Like all humans with souls, Frank Ocean has been deeply affected by the recent tragedy in Orlando.
The unconscionable attack on America’s LGBT community – and the worst mass shooting in US history – has sent a shockwave of trauma and despair reverberating across the globe.
And the notoriously elusive R&B singer has been compelled to share a personal letter addressing the horrific events that transpired inside Orlando’s Pulse nightclub on June 12th, as well of other forms of bigotry that his LGBT brothers and sisters continue to face on a daily basis.
In a beautifully poetic and deeply affecting post on Tumblr, Ocean reflects on Orlando, as well as other grotesque hate crimes being committed against LGBT people overseas in the name of a twisted interpretation of “God”.
He also reminisces about his first experience of the kind of homophobic and transphobic prejudices that continue to give birth to such disgusting acts of violence (from his own father when he was just 6-years-old, no less).
“Many hate us and wish we didn’t exist. Many are annoyed by our wanting to be married like everyone else or use the correct restroom like everyone else. Many don’t see anything wrong with passing down the same old values that send thousands of kids into suicidal depression each year,” Ocean writes.

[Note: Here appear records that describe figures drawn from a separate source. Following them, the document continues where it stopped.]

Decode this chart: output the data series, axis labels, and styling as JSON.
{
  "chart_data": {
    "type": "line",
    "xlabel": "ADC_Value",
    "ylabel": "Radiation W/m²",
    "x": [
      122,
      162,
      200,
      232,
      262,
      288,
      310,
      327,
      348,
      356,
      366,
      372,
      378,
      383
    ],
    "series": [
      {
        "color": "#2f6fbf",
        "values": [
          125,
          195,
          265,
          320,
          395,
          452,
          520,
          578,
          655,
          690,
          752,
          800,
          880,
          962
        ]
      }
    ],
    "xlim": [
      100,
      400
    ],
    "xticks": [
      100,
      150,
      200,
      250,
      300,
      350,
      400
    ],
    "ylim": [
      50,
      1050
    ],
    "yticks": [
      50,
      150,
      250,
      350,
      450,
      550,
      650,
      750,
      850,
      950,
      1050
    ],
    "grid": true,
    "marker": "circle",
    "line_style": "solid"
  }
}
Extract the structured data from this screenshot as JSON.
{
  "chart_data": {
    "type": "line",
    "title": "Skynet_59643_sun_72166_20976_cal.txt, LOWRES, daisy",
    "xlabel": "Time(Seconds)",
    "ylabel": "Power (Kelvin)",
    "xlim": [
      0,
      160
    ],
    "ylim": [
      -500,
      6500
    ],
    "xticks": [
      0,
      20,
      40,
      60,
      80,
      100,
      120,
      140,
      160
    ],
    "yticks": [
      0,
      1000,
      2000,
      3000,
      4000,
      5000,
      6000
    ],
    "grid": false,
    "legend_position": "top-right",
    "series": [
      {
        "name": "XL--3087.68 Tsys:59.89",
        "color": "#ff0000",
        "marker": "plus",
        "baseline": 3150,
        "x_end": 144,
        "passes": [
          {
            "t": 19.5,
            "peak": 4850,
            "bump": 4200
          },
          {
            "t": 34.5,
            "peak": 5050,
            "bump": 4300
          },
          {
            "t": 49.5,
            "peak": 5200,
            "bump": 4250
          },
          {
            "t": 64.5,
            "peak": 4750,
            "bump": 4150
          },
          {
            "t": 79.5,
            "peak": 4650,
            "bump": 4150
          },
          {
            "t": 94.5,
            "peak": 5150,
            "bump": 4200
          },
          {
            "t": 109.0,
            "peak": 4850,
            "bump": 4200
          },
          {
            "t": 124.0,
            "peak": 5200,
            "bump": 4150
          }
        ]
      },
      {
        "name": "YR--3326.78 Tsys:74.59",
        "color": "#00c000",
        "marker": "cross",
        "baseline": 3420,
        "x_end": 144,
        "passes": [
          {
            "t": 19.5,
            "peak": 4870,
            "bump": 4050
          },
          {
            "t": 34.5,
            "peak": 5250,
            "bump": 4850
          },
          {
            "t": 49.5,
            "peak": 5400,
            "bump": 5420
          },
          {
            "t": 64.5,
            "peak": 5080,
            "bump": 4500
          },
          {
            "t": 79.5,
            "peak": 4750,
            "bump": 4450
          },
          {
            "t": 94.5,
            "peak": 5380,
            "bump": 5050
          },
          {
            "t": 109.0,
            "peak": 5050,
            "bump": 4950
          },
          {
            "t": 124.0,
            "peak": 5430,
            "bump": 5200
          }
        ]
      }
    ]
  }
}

“I daydream on the idea that maybe all this barbarism and all these transgressions against ourselves is an equal and opposite reaction to something better happening in this world, some great swelling wave of openness and wakefulness out here.”
Read his full post below.
I read in the paper that my brothers are being thrown from rooftops blindfolded with their hands tied behind their backs for violating sharia law. I heard the crowds stone these fallen men if they move after they hit the ground. I heard it’s in the name of God. I heard my pastor speak for God too, quoting scripture from his book. Words like abomination popped off my skin like hot grease as he went on to describe a lake of fire that God wanted me in. I heard on the news that the aftermath of a hate crime left piles of bodies on a dance floor this month. I heard the gunman feigned dead among all the people he killed. I heard the news say he was one of us. I was six years old when I heard my dad call our transgender waitress a faggot as he dragged me out a neighborhood diner saying we wouldn’t be served because she was dirty. That was the last afternoon I saw my father and the first time I heard that word, I think, although it wouldn’t shock me if it wasn’t. Many hate us and wish we didn’t exist. Many are annoyed by our wanting to be married like everyone else or use the correct restroom like everyone else. Many don’t see anything wrong with passing down the same old values that send thousands of kids into suicidal depression each year. So we say pride and we express love for who and what we are. Because who else will in earnest? I daydream on the idea that maybe all this barbarism and all these transgressions against ourselves is an equal and opposite reaction to something better happening in this world, some great swelling wave of openness and wakefulness out here. Reality by comparison looks grey, as in neither black nor white but also bleak. We are all God’s children, I heard. I left my siblings out of it and spoke with my maker directly and I think he sounds a lot like myself. If I being myself were more awesome at being detached from my own story in a way I being myself never could be. I wanna know what others hear, I’m scared to know but I wanna know what everyone hears when they talk to God. Do the insane hear the voice distorted? Do the indoctrinated hear another voice entirely?